さて、そこで前回の続きを現代語訳で示しますと「ともあれ、私、善信においては、臨終の善し悪しを問うことはしません」と述べられます。ここに善信というのは親鸞聖人のことです。臨終の善し悪しとは、死ぬ時の最後の姿、俗にいう死にざまです。安らかな死にざまであろうが、逆にもがき苦しみ、見ている人がつらい思いをするような死にざまであろうが、それは問題ではありませんと言われます。前には生死無常ということが仏教の道理であるから、どのような亡くなり方をしても驚かないようにと語られていましたが、そのことを自らにも引き当てて、私もどのような死に方をするか分かりませんと述べられています。それは、自身の問題として人々の死を見聞きし、我が身の上に生死無常を感じているのでしょう。そして、なぜ臨終の善悪が問題にならないのかということが次に述べられます。「信心の定まった人は、阿弥陀仏のお誓いを疑う心がないのですから、必ず往生する身と決まっています。だからこそ、愚かで無智な人も、何の心配もなく臨終を迎えることができるのです。如来の御はからいによって往生するのだと人々が申されましたことは、少しも間違ったことではありません。年来、方がたに申してきたことも、それに異なるものではないのです。」ここに信心が定まった人とは、念仏申す身になるということです。念仏往生ということが言われますが、その念仏申すものが浄土へ往生するということは、仏さまのはからいであって、私達人間が決めることではありません。仏さまの御はからい、仏さまのお仕事に私達人間が手を出さず、おまかせして、私達はただ与えられた念仏を申していくのです。念仏申す人生とは、如何に辛く悲しいことに出会おうとも、如何なる死に方をするにしても、その与えられた人生がお浄土への歩みとなるということです。だからこそ死にざまが問題とならず、愚かで無智であろうが、往生には差し支えがないのです。往生浄土とは人生の行方が定まることです。死んで後のことではなく、死ぬまでの一日一日が浄土への歩みとなり、生きる日は生きる日の喜びを知り、死ぬ日には死なせて頂く幸せを感ずるということです。死ぬ人が死んでも死ねないというのが幸せか、死ぬ人が今日まで生きさせて頂いてと喜ぶのが幸せかは、明らかなはずです。

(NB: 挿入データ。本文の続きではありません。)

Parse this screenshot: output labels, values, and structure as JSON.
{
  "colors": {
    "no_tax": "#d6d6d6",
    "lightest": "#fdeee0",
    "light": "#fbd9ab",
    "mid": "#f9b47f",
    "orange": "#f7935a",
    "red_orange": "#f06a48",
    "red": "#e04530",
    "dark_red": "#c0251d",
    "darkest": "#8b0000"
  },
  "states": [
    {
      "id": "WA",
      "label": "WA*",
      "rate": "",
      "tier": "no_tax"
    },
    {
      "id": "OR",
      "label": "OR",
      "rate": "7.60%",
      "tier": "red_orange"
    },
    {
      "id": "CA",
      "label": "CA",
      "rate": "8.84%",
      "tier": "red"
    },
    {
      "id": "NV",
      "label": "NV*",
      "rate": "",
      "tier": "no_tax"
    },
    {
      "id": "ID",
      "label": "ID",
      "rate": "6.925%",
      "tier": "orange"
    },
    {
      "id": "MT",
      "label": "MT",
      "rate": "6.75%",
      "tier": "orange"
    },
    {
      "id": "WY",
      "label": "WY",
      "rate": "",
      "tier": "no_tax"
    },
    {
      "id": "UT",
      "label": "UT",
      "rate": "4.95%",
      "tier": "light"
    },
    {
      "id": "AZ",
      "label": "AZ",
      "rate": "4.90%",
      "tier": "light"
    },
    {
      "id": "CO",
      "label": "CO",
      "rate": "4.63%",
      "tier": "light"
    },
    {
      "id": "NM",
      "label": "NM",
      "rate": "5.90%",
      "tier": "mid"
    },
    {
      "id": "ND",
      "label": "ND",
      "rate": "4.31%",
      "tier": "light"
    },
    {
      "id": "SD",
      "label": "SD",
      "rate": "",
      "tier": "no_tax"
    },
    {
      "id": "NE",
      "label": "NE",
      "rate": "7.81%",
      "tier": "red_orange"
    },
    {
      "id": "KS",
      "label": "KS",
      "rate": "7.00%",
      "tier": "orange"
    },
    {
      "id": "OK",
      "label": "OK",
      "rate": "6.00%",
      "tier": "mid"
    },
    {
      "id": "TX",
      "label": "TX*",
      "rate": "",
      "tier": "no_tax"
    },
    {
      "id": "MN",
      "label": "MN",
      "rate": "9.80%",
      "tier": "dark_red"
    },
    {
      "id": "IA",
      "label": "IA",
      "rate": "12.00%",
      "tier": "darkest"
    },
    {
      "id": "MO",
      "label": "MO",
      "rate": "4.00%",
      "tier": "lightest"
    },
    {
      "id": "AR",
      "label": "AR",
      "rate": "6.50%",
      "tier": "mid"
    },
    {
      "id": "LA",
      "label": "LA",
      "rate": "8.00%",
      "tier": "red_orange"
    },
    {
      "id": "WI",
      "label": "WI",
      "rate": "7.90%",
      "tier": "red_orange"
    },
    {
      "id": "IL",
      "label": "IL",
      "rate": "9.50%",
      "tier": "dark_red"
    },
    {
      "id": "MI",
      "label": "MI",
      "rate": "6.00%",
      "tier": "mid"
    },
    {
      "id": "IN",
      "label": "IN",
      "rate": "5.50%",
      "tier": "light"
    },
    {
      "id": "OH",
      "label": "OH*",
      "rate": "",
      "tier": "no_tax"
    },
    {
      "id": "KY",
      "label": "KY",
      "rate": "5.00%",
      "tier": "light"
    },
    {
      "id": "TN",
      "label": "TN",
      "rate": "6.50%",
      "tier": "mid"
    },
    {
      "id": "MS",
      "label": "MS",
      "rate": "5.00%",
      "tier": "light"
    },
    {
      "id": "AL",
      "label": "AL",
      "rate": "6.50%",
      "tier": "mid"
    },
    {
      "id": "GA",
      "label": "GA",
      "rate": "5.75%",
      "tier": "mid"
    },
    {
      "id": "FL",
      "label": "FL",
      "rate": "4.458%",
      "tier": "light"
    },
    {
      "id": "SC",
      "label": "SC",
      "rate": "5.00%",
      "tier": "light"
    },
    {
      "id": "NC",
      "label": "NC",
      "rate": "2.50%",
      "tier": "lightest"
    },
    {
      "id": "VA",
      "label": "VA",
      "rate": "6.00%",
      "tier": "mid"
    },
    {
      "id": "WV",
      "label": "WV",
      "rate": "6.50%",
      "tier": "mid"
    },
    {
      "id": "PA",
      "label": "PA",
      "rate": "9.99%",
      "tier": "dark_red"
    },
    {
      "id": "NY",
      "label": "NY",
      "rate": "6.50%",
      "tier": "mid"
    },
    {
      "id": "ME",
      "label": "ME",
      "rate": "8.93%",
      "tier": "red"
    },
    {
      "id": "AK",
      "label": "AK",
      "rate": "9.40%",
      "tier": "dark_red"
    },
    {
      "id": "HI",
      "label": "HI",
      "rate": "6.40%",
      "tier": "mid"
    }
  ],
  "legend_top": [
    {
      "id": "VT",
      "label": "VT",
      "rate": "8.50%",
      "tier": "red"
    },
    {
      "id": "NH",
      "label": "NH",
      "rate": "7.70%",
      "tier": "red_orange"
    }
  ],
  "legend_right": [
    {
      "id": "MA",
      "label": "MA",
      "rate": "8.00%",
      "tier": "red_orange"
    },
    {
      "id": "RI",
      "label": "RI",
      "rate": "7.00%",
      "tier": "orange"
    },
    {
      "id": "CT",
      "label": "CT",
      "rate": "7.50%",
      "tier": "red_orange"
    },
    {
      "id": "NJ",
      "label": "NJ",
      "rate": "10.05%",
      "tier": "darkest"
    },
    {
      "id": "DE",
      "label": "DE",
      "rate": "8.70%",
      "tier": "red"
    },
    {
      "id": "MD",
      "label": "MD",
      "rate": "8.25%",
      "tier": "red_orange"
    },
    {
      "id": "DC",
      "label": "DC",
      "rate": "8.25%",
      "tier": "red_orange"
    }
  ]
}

親鸞聖人は多くの人々の死を外に見ているのではなく、自身の問題として受け止めておられました。自身の問題として受け止めるとは、亡くなった人たちから「あなたにとって死とは何か」「あなたはどこに向かって生きているのか」という問いかけを聞いていけるということだと思います。日頃は「浄土があるかないか分からないのに」と、お寺に通い仏教の教えを聞く知人をわらっていた女性が、ある日、息子を事故で亡くし、その出棺の際に「いい所へ参るのだよ。先に往っておいておくれ。お母さんも後から行くから」と棺にすがって泣いていたという話を聞いたことがあります。残されたものは先に逝ったもののことが案ぜられます。しかし、亡くなった子が如何にあるかを思わずにおれぬなら、省みて、その亡くなった子がこの世に残った親兄弟をいかに念じ見ているかを思わなければならないでしょう。残ったものが死ぬことも忘れ、かつて泣いて死者に言った言葉も忘れて、この世の生にのみあくせくしているなら、先立ったものはこれを如何に悲しみ見るでしょうか。人生を旅にたとえられることがあります。旅には旅の行方があります。一日一日の人生の旅にも、その行方が問われなければならないのでしょう。